The celebrated Syrian actor made the comments in an engrossing Thursday evening In Conversation session at the Sharjah International Book Fair, which concluded its 36th edition yesterday.
The 59-year-old wasted no time in allowing the audience to pose questions based on his four-decade career that encompasses Arabic stage, film and television in addition to forays in Hollywood.
When asked about his preference for historical roles, he criticises the vapid nature of modern Arabic television and films.
“I find a lot of them ridiculous and I am just being very honest here. I also don’t want my children to be embarrassed of me. I raised them to be critical thinkers, and before the critics they will tell me straight away if I did not give my best,” he says.
“I portray big characters from the past because there is a depth to them and they embody certain noble values. It is rare to find such characters in modern dramas today. If you take a look at the shows that were a hit in the ratings you will find most of them offensive and devoid of any real values. I don’t want to feed that market, that’s for others. I want to take on roles that complement the ideals that I learned when I first took on acting.”
Born in Damascus, Massoud took to acting as a university student where he studied the craft in addition to appearing in acclaimed Syrian stage adaptions including Russian novelist Anton Chekhov’s 1895 short story Ward No 6 and Chilean writer Antonio Skarmeta’s 1985 novel, Ardiente Paciencia.
He explains that the art form taught him more than just honing his acting skills.
“The training of the stage actor is different than those in film and television,” he said.

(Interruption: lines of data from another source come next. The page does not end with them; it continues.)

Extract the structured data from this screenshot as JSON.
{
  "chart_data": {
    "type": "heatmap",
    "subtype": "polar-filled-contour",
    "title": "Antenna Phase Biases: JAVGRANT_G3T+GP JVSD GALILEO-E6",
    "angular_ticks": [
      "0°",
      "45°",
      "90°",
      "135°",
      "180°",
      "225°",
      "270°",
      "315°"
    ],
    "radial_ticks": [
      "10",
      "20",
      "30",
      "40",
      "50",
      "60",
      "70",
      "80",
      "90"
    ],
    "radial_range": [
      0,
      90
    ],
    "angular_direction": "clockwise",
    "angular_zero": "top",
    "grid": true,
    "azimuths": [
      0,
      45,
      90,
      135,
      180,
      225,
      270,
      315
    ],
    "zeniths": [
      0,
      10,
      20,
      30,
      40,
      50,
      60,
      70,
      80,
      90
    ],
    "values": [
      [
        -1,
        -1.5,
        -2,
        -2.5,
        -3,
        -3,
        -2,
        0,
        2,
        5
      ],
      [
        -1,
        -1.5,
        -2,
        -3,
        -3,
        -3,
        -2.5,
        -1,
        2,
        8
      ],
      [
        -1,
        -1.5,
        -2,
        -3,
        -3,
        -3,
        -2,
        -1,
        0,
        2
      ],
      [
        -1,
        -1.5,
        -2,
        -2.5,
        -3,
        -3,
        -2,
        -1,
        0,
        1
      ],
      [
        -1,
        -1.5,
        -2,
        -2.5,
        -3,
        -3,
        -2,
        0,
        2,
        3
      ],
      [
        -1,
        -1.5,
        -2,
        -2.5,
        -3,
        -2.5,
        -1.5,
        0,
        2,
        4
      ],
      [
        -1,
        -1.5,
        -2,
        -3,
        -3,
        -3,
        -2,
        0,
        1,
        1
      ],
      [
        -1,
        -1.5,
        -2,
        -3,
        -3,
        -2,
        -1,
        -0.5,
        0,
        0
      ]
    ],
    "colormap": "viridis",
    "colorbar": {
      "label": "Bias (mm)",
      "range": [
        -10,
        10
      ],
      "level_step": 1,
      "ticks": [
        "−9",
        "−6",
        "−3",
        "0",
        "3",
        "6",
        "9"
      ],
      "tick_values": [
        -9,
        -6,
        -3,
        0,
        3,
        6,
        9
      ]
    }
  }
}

“The biggest, and I would say the most important, is that it also taught us how to speak in fusha (classical Arabic). It taught use the depth of the words and how to apply them well. It taught us the command of the language as well as our facial reactions and our bodies. It is a richer and intensive craft.”

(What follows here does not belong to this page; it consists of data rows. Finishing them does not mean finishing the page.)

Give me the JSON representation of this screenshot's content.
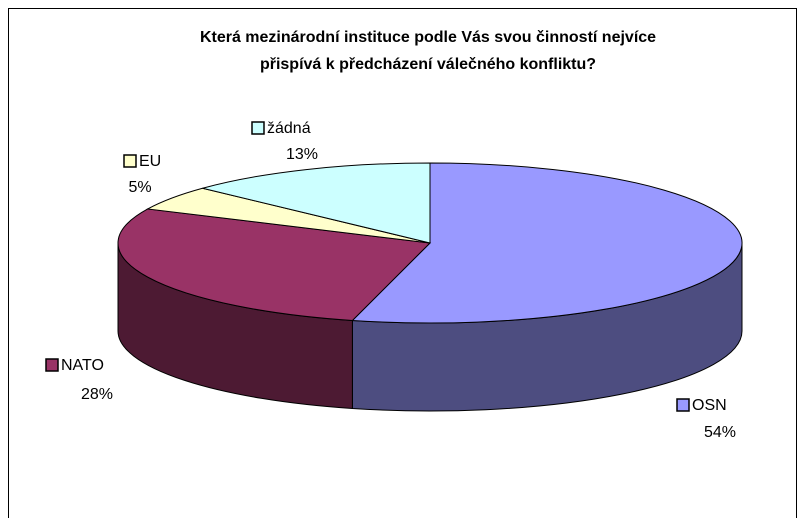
{
  "chart_data": {
    "type": "pie3d",
    "title": [
      "Která mezinárodní instituce podle Vás svou činností nejvíce",
      "přispívá k předcházení válečného konfliktu?"
    ],
    "categories": [
      "OSN",
      "NATO",
      "EU",
      "žádná"
    ],
    "values": [
      54,
      28,
      5,
      13
    ],
    "value_labels": [
      "54%",
      "28%",
      "5%",
      "13%"
    ],
    "colors": [
      "#9999ff",
      "#993366",
      "#ffffcc",
      "#ccffff"
    ]
  }
}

Those abilities were in full display in a string of television dramas focusing on Islamic history, including star turns as the Prophet Mohammed’s companions Abu Bakr and Abdallah ibn al-Zubayr in the 2012 and 2003 blockbuster Ramadan dramas Omar and Hajaj respectively.

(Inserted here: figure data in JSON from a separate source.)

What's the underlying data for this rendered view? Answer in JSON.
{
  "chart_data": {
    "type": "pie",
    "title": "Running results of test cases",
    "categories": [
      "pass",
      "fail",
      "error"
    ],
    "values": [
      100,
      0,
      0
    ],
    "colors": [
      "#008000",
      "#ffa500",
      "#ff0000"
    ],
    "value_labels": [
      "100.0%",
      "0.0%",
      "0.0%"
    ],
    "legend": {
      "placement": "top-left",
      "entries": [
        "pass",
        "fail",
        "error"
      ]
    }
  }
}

Massoud’s taut and soulful performances managed to catch the eye of British director Ridley Scott, who cast him as the Arab ruler and Muslim military commander Saladin in the 2005 drama, Kingdom
Massoud said that role was an eye-opening experience.
“Even after accepting it, I was hesitant and cautious about the whole thing because I didn’t know what to expect,” he says.
“But I was pleasantly surprised because they were so respectful and viewed me as a full part of the team. After a week, it felt like I was acting with colleagues back in Syria or Sharjah.”
More Arab actors in Hollywood will not change perceptions of the region, Massoud says. It can only be done by producing world-class films.
“There are plenty of investors but you will find them placing their money in all other areas except for the arts,” he said.
“There is still this belief that film and cinema is something related to leisure and play instead of being an important part of exploring and promoting culture.”
If the money was available, Massoud says he would launch into either one of his two dream projects; to play the role of Shams Tabrizi, the spiritual instructor of the Sufi mystic Rumi, or the great Arabic poet Al Mutannabbi: “I am ready and will dedicate everything I have to these projects.”
Massoud continues Sharjah International Book Fair’s tradition of providing a space for influential Arab actors to discuss the finer points of their craft and career.
Last year Egyptian performer Ezzat Al Alaili appeared, while his compatriots the legendary comic actor Adel Imam and film stalwart Mohamed Sobhi appeared in the festival in 2012 and 2015 respectively.